リリーナはこの後護衛の資格も取って、わたくしが出来るだけ快適に過ごせるようにしたいと言っています。
……それと言うのも。
「……ふ」
扉の方から、嘲りを感じる小さな笑う吐息が聞こえました。
……とまぁこのように、女性騎士がノイエ様過激派だった様でわたくしに対してかなり当たりが強いのです。
護衛騎士に女性は少なく、中でも貴族籍を持つ者は限られています。王太子妃予定なわたくしに配慮して貴族籍を持つ彼女が配置されたのですが、卒業式の事がかなり歪曲されて伝わったのか、それとも信じたく無かったのか分かりませんが、わたくしに対する心象が物凄く悪い様子です。
更に、王太子妃教育などがほぼ終わっている事は周知されていない様で、勉強もせず日々遊んでいるように思われています。
誤解を解いても良いのですが、貴族籍を持つ女性騎士はそもそも少なく、更に大半がノイエ様過激派なのだそうで。王妃様付きの方は珍しく違うそうなのですが、王妃様付きからわざわざ交代させるという事も出来ず今に至っております。
もうね、男性騎士をデルフィニウムに紹介して欲しいくらい面倒なんですが、それをすると悪評が立つから止めた方が良いと忠告がありました。
尚、部屋の中は女性騎士、外には男性騎士が配置されております。
「何か思うところが?ガザニア」
ピシャリと嗜めたのはリリーナ。近頃のリリーナは聖女としての風格とわたくしの侍女としての威厳が出てきて格好いいのです。可愛いのだけれど。

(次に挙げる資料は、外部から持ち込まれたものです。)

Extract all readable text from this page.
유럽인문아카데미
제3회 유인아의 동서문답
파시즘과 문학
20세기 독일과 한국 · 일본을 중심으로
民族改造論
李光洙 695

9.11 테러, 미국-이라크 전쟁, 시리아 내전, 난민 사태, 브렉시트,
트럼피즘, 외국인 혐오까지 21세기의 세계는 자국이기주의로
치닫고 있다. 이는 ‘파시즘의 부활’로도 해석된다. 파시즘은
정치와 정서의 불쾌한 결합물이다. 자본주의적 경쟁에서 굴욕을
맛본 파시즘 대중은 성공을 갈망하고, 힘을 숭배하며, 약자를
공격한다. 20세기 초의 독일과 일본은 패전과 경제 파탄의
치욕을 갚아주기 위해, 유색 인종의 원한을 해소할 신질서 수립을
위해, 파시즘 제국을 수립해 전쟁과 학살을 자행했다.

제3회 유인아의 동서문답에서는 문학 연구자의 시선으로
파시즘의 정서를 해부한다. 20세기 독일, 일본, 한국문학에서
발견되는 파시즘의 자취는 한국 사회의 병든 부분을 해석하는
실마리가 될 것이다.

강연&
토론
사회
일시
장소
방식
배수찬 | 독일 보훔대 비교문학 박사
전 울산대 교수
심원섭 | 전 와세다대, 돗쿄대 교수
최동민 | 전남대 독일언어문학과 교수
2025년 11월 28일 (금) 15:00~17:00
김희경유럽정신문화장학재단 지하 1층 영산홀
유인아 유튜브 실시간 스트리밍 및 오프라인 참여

女性騎士はガザニアと言います。ガザニア男爵の三女で、いわゆる騎士家系なのですが視野が狭いというか、今後の見通しが出来ていないというか、兎に角短絡的な方です。
同じく男爵令嬢の侍女リリーナに反発したそうにしていますが、リリーナは久方ぶりに現れた聖女な為、渋々従っていらっしゃるご様子。
その理論で行くと、公爵令嬢でノイエ様の婚約者なわたくしは最上級で敬われるべきなのでしょうが、ノイエ様過激派で、もしかするとガチ恋勢かもしれない彼女には難しい様でした。
ガザニアはわたくしたちよりも4つ程上で、幼い頃から女性護衛騎士兼遊び相手としてノイエ様や第二王子、第一王女とも接する機会があったそうです。
何故知っているかと言うと、本人が『私幼い頃のノイエ様の事知ってますし』的なマウントを取って自ら話したからです。曰く、『私のような男爵家出身の護衛騎士は少ないから、長く勤めてくれると嬉しい』と言われたとか何とか。
明らかな社交辞令を間に受けたと言う事でしょう。
「黙ります」
ガザニアは微妙な顔で、仕方なくと言った態度を露わにしつつ言いました。
そもそも発言を許して無いけどね、とは言わないでおきました。この女性騎士は王宮内の教育係とも親しく、その方もノイエ様過激派なので。
教育係や女性騎士の一部が、『スターチス嬢はもう少し殿下から愛される存在である事に感謝をすべき!何らかの駆け引きのつもり!?図々しい。王太子妃教育もサボっているし、婚約者の座を色仕掛けで得た方は違いますね!側近の方々も籠絡されて嘆かわしい』と言っているそうです。
うーむ、頭が痛い。
ノイエ様の外面の良さがこんな風に悪影響が出るとは思ってもいませんでしたが、学院内でも同じ様な過激派がいたしね……。
過激派は中々に自己顕示欲が強くて、自分の存在感を出したいのが特徴です。もしかしてノイエ様に目を掛けて頂きたいのかしら?
彼女たちにとってノイエ様は、所謂推しというイメージでしたが、ガチ恋勢は愛妾狙いなのかもしれません。身の程知らずですね。
いつまでもこの調子なのは頂けないので、近いうちに何とかしようとは思っておりますけれど。
「今日はいかがしますか?」
リリーナがこう言うという事は特に予定が無い事を表す。
「……では、次回の孤児院慰問の為に刺繍と、慰問用のプレゼントの選定など……」
ああ、暇です。小虫が少々煩いけれど。
もう少しくらい波乱があった方が、日々が充実するかしら?
そんな風に思ってしまったのが悪かったのか、暇だった日々は小さな台風によって終わりを告げるのでした。